Council Member Darlene Gee said she was frustrated and disheartened that EBMUD doesn't seem to feel the need to be a good community partner. Vice Mayor Inga Miller went further, labeling it "outrageous that barely six months after EBMUD came here to apologize for its poor communication skills in the Glorietta and Orchard Road incident," they are again failing to communicate with Orinda. She said it has now come to light that at that very time EBMUD had gone ahead and was secretly working on this project. "It's a terrible travesty," Miller said, and not acceptable - 130 of the heavy trucks will be going past an elementary school, past the path where students are walking to school. The trucks will also damage some newly paved parts of Camino Pablo. Theis stated that each single truck trip has the equivalent impact as 8,000 passenger vehicle trips.
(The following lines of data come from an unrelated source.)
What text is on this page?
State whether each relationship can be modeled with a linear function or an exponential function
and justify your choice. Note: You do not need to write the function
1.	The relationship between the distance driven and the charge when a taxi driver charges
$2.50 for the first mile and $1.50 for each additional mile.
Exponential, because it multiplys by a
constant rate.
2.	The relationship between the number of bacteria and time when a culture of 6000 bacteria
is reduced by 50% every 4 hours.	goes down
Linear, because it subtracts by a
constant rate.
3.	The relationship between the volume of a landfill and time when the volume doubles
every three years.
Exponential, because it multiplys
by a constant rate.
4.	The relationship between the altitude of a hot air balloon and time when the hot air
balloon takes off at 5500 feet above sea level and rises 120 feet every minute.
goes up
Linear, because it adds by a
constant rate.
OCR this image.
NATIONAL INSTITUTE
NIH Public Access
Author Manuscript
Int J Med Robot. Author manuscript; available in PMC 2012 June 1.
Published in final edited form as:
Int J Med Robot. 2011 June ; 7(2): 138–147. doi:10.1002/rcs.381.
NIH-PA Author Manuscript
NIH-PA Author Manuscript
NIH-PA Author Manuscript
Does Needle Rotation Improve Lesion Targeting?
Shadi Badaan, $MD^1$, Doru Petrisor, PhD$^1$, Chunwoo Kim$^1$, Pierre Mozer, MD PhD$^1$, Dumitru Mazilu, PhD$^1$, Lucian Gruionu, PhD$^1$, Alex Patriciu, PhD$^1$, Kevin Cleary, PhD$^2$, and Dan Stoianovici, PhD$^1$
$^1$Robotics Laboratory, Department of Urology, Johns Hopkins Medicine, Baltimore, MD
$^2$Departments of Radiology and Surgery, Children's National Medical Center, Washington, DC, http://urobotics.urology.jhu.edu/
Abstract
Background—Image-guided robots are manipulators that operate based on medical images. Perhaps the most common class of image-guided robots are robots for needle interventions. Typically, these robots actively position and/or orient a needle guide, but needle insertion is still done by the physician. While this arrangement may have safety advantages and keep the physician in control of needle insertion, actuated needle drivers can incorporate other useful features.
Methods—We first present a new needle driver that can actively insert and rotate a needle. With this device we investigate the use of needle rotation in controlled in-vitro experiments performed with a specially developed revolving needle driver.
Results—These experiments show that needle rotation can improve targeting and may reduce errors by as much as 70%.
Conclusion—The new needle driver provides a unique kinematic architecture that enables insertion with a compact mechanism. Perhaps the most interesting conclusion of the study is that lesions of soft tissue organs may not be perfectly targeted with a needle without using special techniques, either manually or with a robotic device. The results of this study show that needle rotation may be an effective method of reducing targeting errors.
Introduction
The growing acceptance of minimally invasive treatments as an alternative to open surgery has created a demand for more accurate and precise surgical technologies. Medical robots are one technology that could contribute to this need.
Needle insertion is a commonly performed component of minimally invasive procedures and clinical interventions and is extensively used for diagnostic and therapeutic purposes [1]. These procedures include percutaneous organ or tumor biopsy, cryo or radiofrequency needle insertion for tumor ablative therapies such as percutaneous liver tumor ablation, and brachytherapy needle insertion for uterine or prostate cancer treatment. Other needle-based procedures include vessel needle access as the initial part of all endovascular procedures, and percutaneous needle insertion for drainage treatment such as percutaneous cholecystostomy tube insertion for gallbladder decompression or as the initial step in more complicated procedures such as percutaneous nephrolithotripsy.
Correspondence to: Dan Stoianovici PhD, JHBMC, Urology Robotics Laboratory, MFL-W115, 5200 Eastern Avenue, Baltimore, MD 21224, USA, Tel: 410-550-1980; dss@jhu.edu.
Mayor Amy Worth expressed her concern about EBMUD proceeding without sufficient notice, and announced that EBMUD would appear at the city council meeting on April 17, the day after the project is scheduled to begin, to respond to council questions. Perhaps owing to the lack of notice, no members of the public spoke to the plan at the April 10 City Council meeting.
Although the city only recently received notice of the EBMUD project, it has been in the planning stages since August, the same month as EBMUD's public apology to Orinda for the Orchard Road debacle (see the Aug. 23 Lamorinda Weekly article, "Orchard Road Detour Ends"), according to a letter to City Manager Steve Salomon from EBMUD's General Manager Alexander R. Coate. City staff have now filed a Public Records Act request with EBMUD. Theis stated that he thinks EBMUD has behaved "in bad faith."
It the letter, EBMUD claims that a traffic impact study is only required for projects that generate over 50 peak hour vehicle trips and that their project is well below the threshold limit. EBMUD also claims that, based on traffic data from Orinda's 2015-23 Housing Element Update, the additional vehicles generated by its project will temporarily increase morning peak hour traffic on Camino Pablo on average less than 3 percent and will avoid afternoon peak hour traffic. According to EBMUD, the trucks will run from 7:30 a.m. to 3:30 p.m.
On its website, EBMUD says that it is communicating with local cycling groups as well as Wagner Ranch Elementary School regarding the temporary increases in truck traffic. A portion of Oursan Trail within Briones Reservoir will be rerouted during this time. Maps of the truck hauling route and the Briones trail reroute can also be found online at www.ebmud.com.